Small lock | If you’re staying in hostels, you may need to provide your own lock for the lockers. Otherwise, this can be used on your luggage bag when you’re traveling and checking your luggage. This one is small, TSA-approved, and serves multiple functions.
Massage Ball | One of the best things in my bag, hands down. Roll your legs, upper back, and under your feet whenever you have downtime to undo that tension and soreness you’ve built up over the course of the day. Especially after walking long distances or hiking! Check out this one.
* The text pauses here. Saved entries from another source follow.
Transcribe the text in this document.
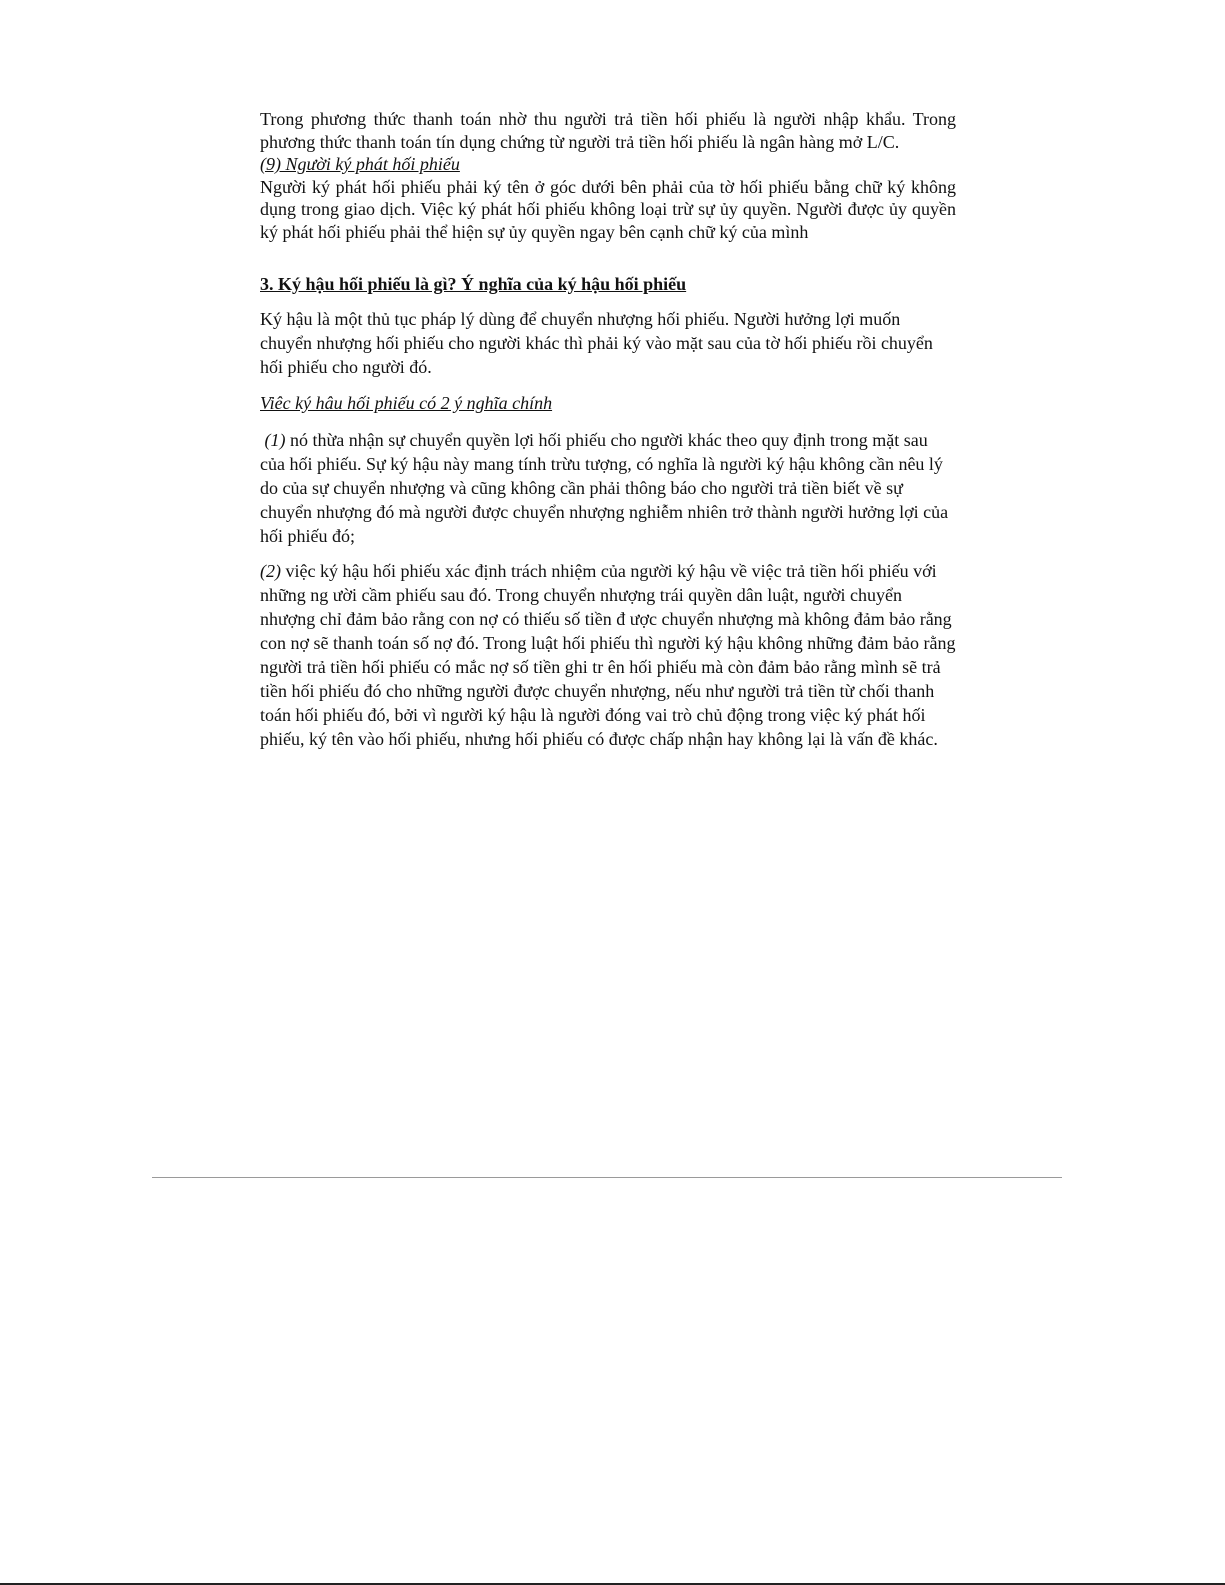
Trong phương thức thanh toán nhờ thu người trả tiền hối phiếu là người nhập khẩu. Trong phương thức thanh toán tín dụng chứng từ người trả tiền hối phiếu là ngân hàng mở L/C.

(9) Người ký phát hối phiếu

Người ký phát hối phiếu phải ký tên ở góc dưới bên phải của tờ hối phiếu bằng chữ ký không dụng trong giao dịch. Việc ký phát hối phiếu không loại trừ sự ủy quyền. Người được ủy quyền ký phát hối phiếu phải thể hiện sự ủy quyền ngay bên cạnh chữ ký của mình

3. Ký hậu hối phiếu là gì? Ý nghĩa của ký hậu hối phiếu

Ký hậu là một thủ tục pháp lý dùng để chuyển nhượng hối phiếu. Người hưởng lợi muốn chuyển nhượng hối phiếu cho người khác thì phải ký vào mặt sau của tờ hối phiếu rồi chuyển hối phiếu cho người đó.

Viêc ký hâu hối phiếu có 2 ý nghĩa chính

(1) nó thừa nhận sự chuyển quyền lợi hối phiếu cho người khác theo quy định trong mặt sau của hối phiếu. Sự ký hậu này mang tính trừu tượng, có nghĩa là người ký hậu không cần nêu lý do của sự chuyển nhượng và cũng không cần phải thông báo cho người trả tiền biết về sự chuyển nhượng đó mà người được chuyển nhượng nghiễm nhiên trở thành người hưởng lợi của hối phiếu đó;

(2) việc ký hậu hối phiếu xác định trách nhiệm của người ký hậu về việc trả tiền hối phiếu với những ng ười cầm phiếu sau đó. Trong chuyển nhượng trái quyền dân luật, người chuyển nhượng chỉ đảm bảo rằng con nợ có thiếu số tiền đ ược chuyển nhượng mà không đảm bảo rằng con nợ sẽ thanh toán số nợ đó. Trong luật hối phiếu thì người ký hậu không những đảm bảo rằng người trả tiền hối phiếu có mắc nợ số tiền ghi tr ên hối phiếu mà còn đảm bảo rằng mình sẽ trả tiền hối phiếu đó cho những người được chuyển nhượng, nếu như người trả tiền từ chối thanh toán hối phiếu đó, bởi vì người ký hậu là người đóng vai trò chủ động trong việc ký phát hối phiếu, ký tên vào hối phiếu, nhưng hối phiếu có được chấp nhận hay không lại là vấn đề khác.
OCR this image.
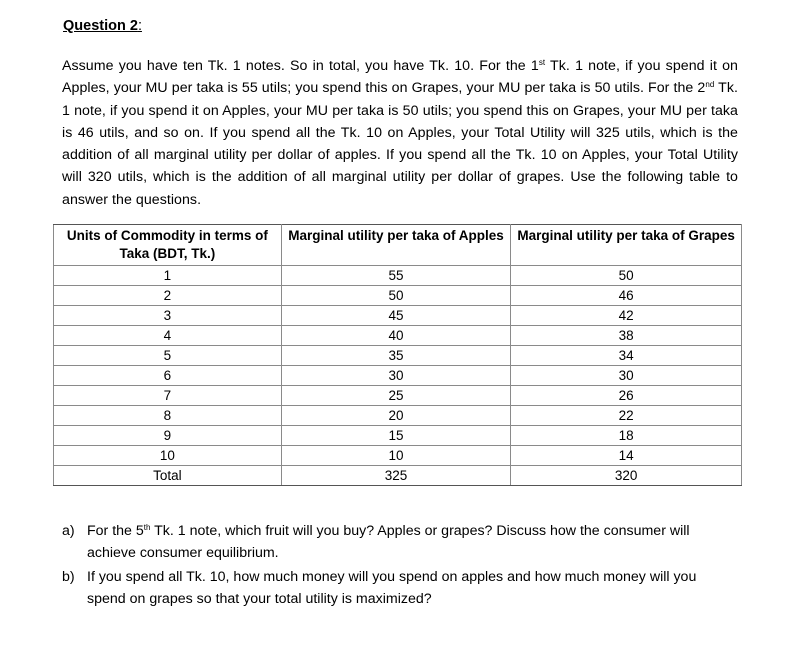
Question 2:
Assume you have ten Tk. 1 notes. So in total, you have Tk. 10. For the 1st Tk. 1 note, if you spend it on Apples, your MU per taka is 55 utils; you spend this on Grapes, your MU per taka is 50 utils. For the 2nd Tk. 1 note, if you spend it on Apples, your MU per taka is 50 utils; you spend this on Grapes, your MU per taka is 46 utils, and so on. If you spend all the Tk. 10 on Apples, your Total Utility will 325 utils, which is the addition of all marginal utility per dollar of apples. If you spend all the Tk. 10 on Apples, your Total Utility will 320 utils, which is the addition of all marginal utility per dollar of grapes. Use the following table to answer the questions.
Units of Commodity in terms of Taka (BDT, Tk.)	Marginal utility per taka of Apples	Marginal utility per taka of Grapes
1	55	50
2	50	46
3	45	42
4	40	38
5	35	34
6	30	30
7	25	26
8	20	22
9	15	18
10	10	14
Total	325	320
a) For the 5th Tk. 1 note, which fruit will you buy? Apples or grapes? Discuss how the consumer will achieve consumer equilibrium.
b) If you spend all Tk. 10, how much money will you spend on apples and how much money will you spend on grapes so that your total utility is maximized?
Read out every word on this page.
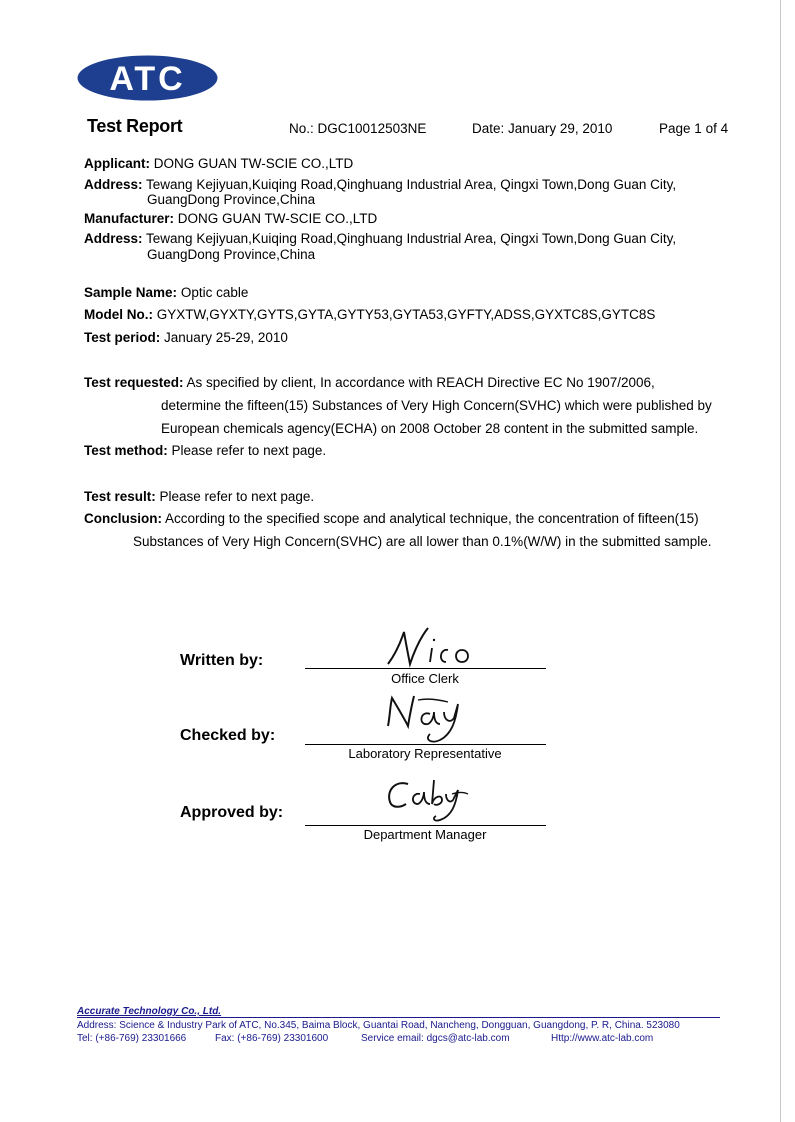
ATC
Test Report	No.: DGC10012503NE	Date: January 29, 2010	Page 1 of 4
Applicant: DONG GUAN TW-SCIE CO.,LTD
Address: Tewang Kejiyuan,Kuiqing Road,Qinghuang Industrial Area, Qingxi Town,Dong Guan City,
GuangDong Province,China
Manufacturer: DONG GUAN TW-SCIE CO.,LTD
Address: Tewang Kejiyuan,Kuiqing Road,Qinghuang Industrial Area, Qingxi Town,Dong Guan City,
GuangDong Province,China
Sample Name: Optic cable
Model No.: GYXTW,GYXTY,GYTS,GYTA,GYTY53,GYTA53,GYFTY,ADSS,GYXTC8S,GYTC8S
Test period: January 25-29, 2010
Test requested: As specified by client, In accordance with REACH Directive EC No 1907/2006,
determine the fifteen(15) Substances of Very High Concern(SVHC) which were published by
European chemicals agency(ECHA) on 2008 October 28 content in the submitted sample.
Test method: Please refer to next page.
Test result: Please refer to next page.
Conclusion: According to the specified scope and analytical technique, the concentration of fifteen(15)
Substances of Very High Concern(SVHC) are all lower than 0.1%(W/W) in the submitted sample.
Written by:
Office Clerk
Checked by:
Laboratory Representative
Approved by:
Department Manager
Accurate Technology Co., Ltd.
Address: Science & Industry Park of ATC, No.345, Baima Block, Guantai Road, Nancheng, Dongguan, Guangdong, P. R, China. 523080
Tel: (+86-769) 23301666	Fax: (+86-769) 23301600	Service email: dgcs@atc-lab.com	Http://www.atc-lab.com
Ultimate Tropical Beach Packing List Checklist
To wrap up, let’s review the ultimate packing checklist for extended travel:
- Wheeled Suitcase / Travel Backpack
- Packing Cubes
- Laundry Travel Bag
- Everyday bag
- 4-5 Tops
- 1 pair of pants
- 2-3 pairs of shorts/skirts
- 1 pair of leggings
- 2-3 dresses
- 5 pairs of undies
- 5 pairs of socks
- 3 bras
- 1 pair of comfortable shoes
- 1 hiking boot (optional)
- 1 pair of sandals / flip flops
- 1 cardigan or lightweight fleece
- 1 shawl or scarf
- 2-3 swimsuits
- DIY survival kit
- Extra plastic baggies
- Laundry soap
- Quick-dry towel
- Eye mask
- External battery
- Travel adapter
- Wearable technology / activity tracker
- Travel belt / money belt
- Tickets and travel documents
- Credit /debit cards
- Journal or book
- Travel pillow
- Water bottle
- Foldable tote bag
- Small lock
- Massage ball
Now you’re ready!
If you get nothing else out of this post, at least take this with you… pack light and save room for souvenirs and local snacks to bring home! Especially since your clothing items will be considerably lighter for a tropical destination. You’ve got a lot to look forward to and a lot of trip to pack for!